Sergio Perez, Valtteri Bottas, Cadillac
Foto por: Cadillac Communications
Crie a grade
O primeiro desafio que a Cadillac enfrentou foi chegar à grelha na Austrália, tendo apenas recebido a confirmação de que participaria na série em novembro de 2024. Não se podia dar ao luxo de esperar por uma luz verde formal para construir a sua equipa emergente multinacional, mas o recrutamento só se intensificou a partir daí e agora conta com um número de funcionários bem superior a 500.
Até agora, a Cadillac cumpriu todos os prazos internos e foi uma das primeiras equipes a completar voltas com seu carro de 2026. “Estávamos lidando com prazos super apertados”, disse Lowdon ao Autosport. “Mas estou muito orgulhoso que a equipe tenha conseguido acertar todos eles. E já disse antes com confiança que somos uma equipe que está no caminho certo e que continuaremos no caminho certo. Acho que esta é uma grande conquista para todos na equipe.”
Sergio Perez, equipe Cadillac F1
Foto por: Cadillac Communications
Qual é o objetivo do Cadillac em 2026?
Mas como a primeira equipe de expansão da F1 em uma década, a Cadillac não tem ilusões sobre os desafios que o aguardam na primeira temporada e além. Durante o shakedown de Barcelona o carro não completou um número particularmente elevado de voltas (164) e estão planeadas duas grandes semanas no Bahrein para resolver outros problemas. O uso de motores e caixas de câmbio da Ferrari poderia servir bem, mas resta saber quão competitivo será o primeiro chassi.

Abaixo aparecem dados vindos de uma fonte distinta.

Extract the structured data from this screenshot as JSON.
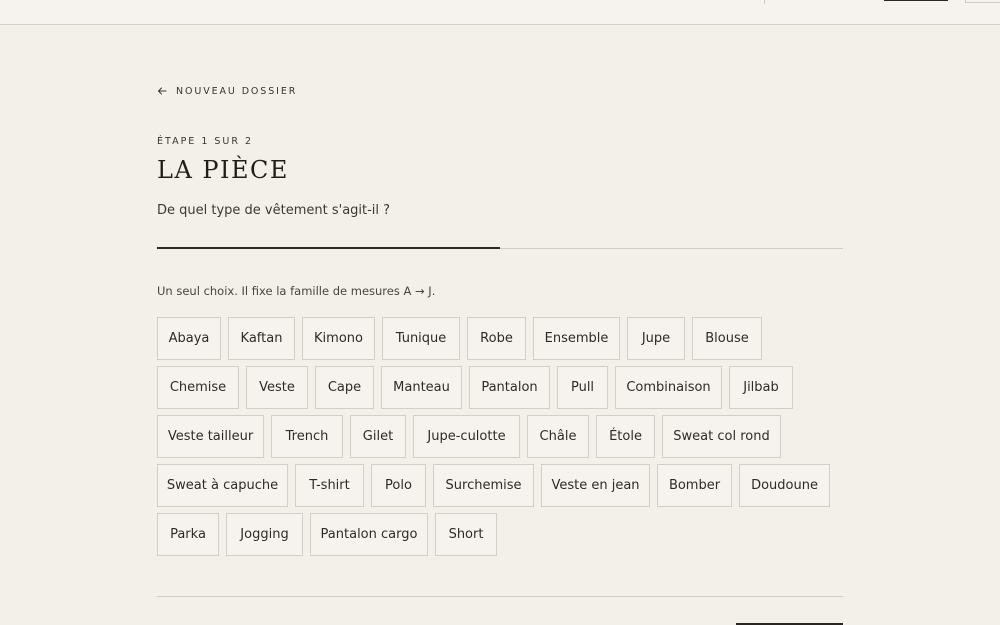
{
  "header": {
    "icons": [
      "topbar-divider",
      "primary-button",
      "secondary-button"
    ]
  },
  "back": {
    "label": "NOUVEAU DOSSIER",
    "icon": "arrow-left-icon"
  },
  "step": {
    "label": "ÉTAPE 1 SUR 2",
    "current": 1,
    "total": 2,
    "progress_fraction": 0.5
  },
  "title": "LA PIÈCE",
  "question": "De quel type de vêtement s'agit-il ?",
  "hint": "Un seul choix. Il fixe la famille de mesures A → J.",
  "options": [
    [
      "Abaya",
      "Kaftan",
      "Kimono",
      "Tunique",
      "Robe",
      "Ensemble",
      "Jupe",
      "Blouse"
    ],
    [
      "Chemise",
      "Veste",
      "Cape",
      "Manteau",
      "Pantalon",
      "Pull",
      "Combinaison",
      "Jilbab"
    ],
    [
      "Veste tailleur",
      "Trench",
      "Gilet",
      "Jupe-culotte",
      "Châle",
      "Étole",
      "Sweat col rond"
    ],
    [
      "Sweat à capuche",
      "T-shirt",
      "Polo",
      "Surchemise",
      "Veste en jean",
      "Bomber",
      "Doudoune"
    ],
    [
      "Parka",
      "Jogging",
      "Pantalon cargo",
      "Short"
    ]
  ],
  "colors": {
    "background": "#f3f0e9",
    "text": "#2b2622",
    "border": "#d3cfc7",
    "accent": "#2f2a26"
  }
}
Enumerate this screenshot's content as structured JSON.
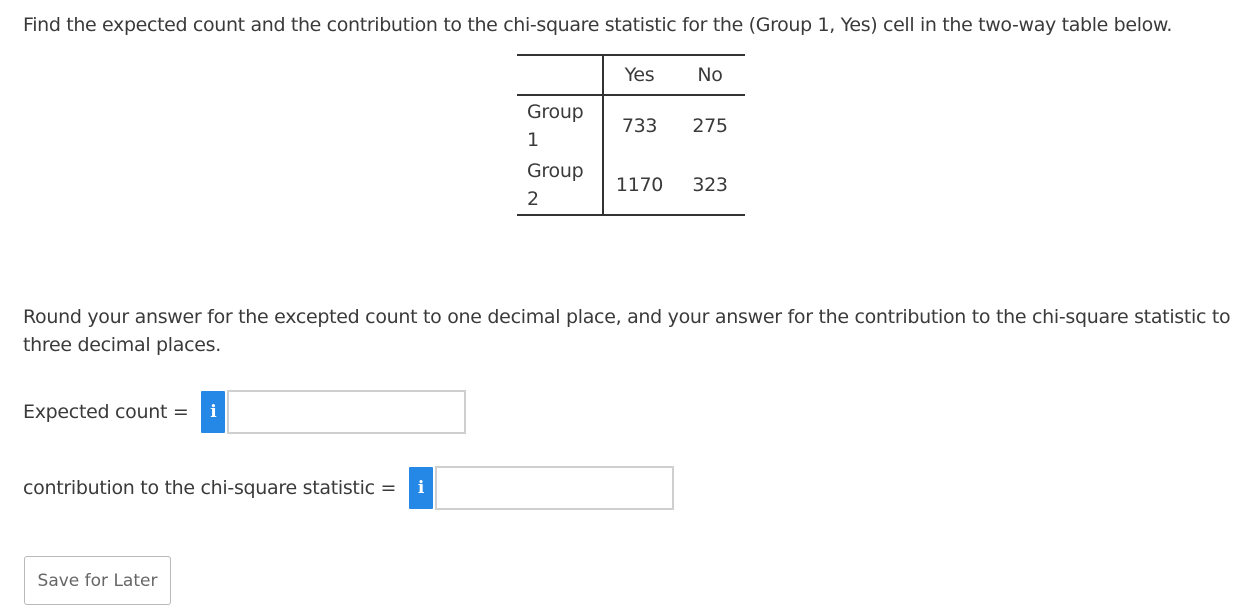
{
  "question": {
    "text": "Find the expected count and the contribution to the chi-square statistic for the (Group 1, Yes) cell in the two-way table below."
  },
  "table": {
    "columns": [
      "Yes",
      "No"
    ],
    "rows": [
      {
        "label_line1": "Group",
        "label_line2": "1",
        "values": [
          "733",
          "275"
        ]
      },
      {
        "label_line1": "Group",
        "label_line2": "2",
        "values": [
          "1170",
          "323"
        ]
      }
    ]
  },
  "instructions": "Round your answer for the excepted count to one decimal place, and your answer for the contribution to the chi-square statistic to three decimal places.",
  "fields": [
    {
      "label": "Expected count =",
      "info_icon": "i",
      "value": ""
    },
    {
      "label": "contribution to the chi-square statistic =",
      "info_icon": "i",
      "value": ""
    }
  ],
  "save_button": {
    "label": "Save for Later"
  },
  "colors": {
    "info_button": "#2688e6",
    "input_border": "#cfcfcf",
    "text": "#3a3a3a"
  }
}
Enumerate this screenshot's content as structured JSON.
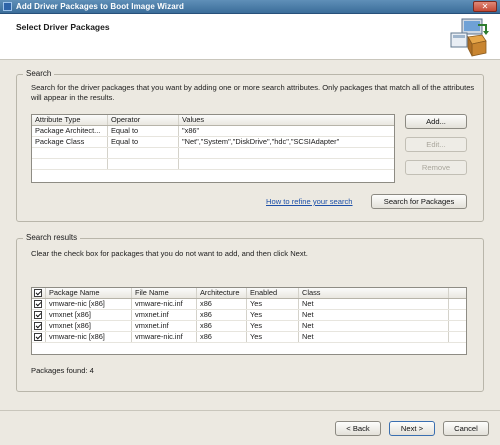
{
  "window": {
    "title": "Add Driver Packages to Boot Image Wizard",
    "close_label": "✕"
  },
  "header": {
    "title": "Select Driver Packages"
  },
  "search": {
    "group_label": "Search",
    "description": "Search for the driver packages that you want by adding one or more search attributes. Only packages that match all of the attributes will appear in the results.",
    "columns": [
      "Attribute Type",
      "Operator",
      "Values"
    ],
    "rows": [
      [
        "Package Architect...",
        "Equal to",
        "\"x86\""
      ],
      [
        "Package Class",
        "Equal to",
        "\"Net\",\"System\",\"DiskDrive\",\"hdc\",\"SCSIAdapter\""
      ]
    ],
    "add_label": "Add...",
    "edit_label": "Edit...",
    "remove_label": "Remove",
    "refine_link": "How to refine your search",
    "search_button": "Search for Packages"
  },
  "results": {
    "group_label": "Search results",
    "description": "Clear the check box for packages that you do not want to add, and then click Next.",
    "columns": [
      "Package Name",
      "File Name",
      "Architecture",
      "Enabled",
      "Class"
    ],
    "rows": [
      [
        "vmware-nic [x86]",
        "vmware-nic.inf",
        "x86",
        "Yes",
        "Net"
      ],
      [
        "vmxnet [x86]",
        "vmxnet.inf",
        "x86",
        "Yes",
        "Net"
      ],
      [
        "vmxnet [x86]",
        "vmxnet.inf",
        "x86",
        "Yes",
        "Net"
      ],
      [
        "vmware-nic [x86]",
        "vmware-nic.inf",
        "x86",
        "Yes",
        "Net"
      ]
    ],
    "found_label": "Packages found: 4"
  },
  "footer": {
    "back_label": "< Back",
    "next_label": "Next >",
    "cancel_label": "Cancel"
  }
}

Dado o grande número de incógnitas nesta fase da nova era da F1, almejar uma posição específica no Campeonato de Construtores é uma loucura nesta fase, mas a Cadillac quer ser uma equipa respeitável desde o início, mostrando que está a levar a sua missão a sério.
“Quando a bandeira cair em Abu Dhabi, poderemos olhar para trás e ver”, disse Lowdon. “É uma viagem ao desconhecido para todas as equipas com os novos regulamentos, as novas unidades de potência. Será uma espécie de nova forma de correr e é muito, muito difícil definir metas absolutas numa situação como esta.
Mas não importa o que aconteça durante a temporada de estreia, Lowdon enfatizou que é crucial que a equipe se mantenha unida e aprenda com os erros. Somente uma cultura transparente e livre de culpa pode ajudar a atingir esse objetivo, e a equipe recrutou especificamente funcionários com essa mentalidade.
“Acho que este é um jogo de equipe. E a chave para jogos de equipe é alcançar justiça absoluta dentro da equipe com feedback honesto”, disse Lowdon. “Se cometermos erros em algum lugar, esses erros podem acontecer. Estamos todos juntos nisso. Ajudamos uns aos outros. É assim que as melhores equipes trabalham. E estamos tentando construir uma equipe muito, muito boa. Por isso, seremos autocríticos, mas com as razões certas em mente.”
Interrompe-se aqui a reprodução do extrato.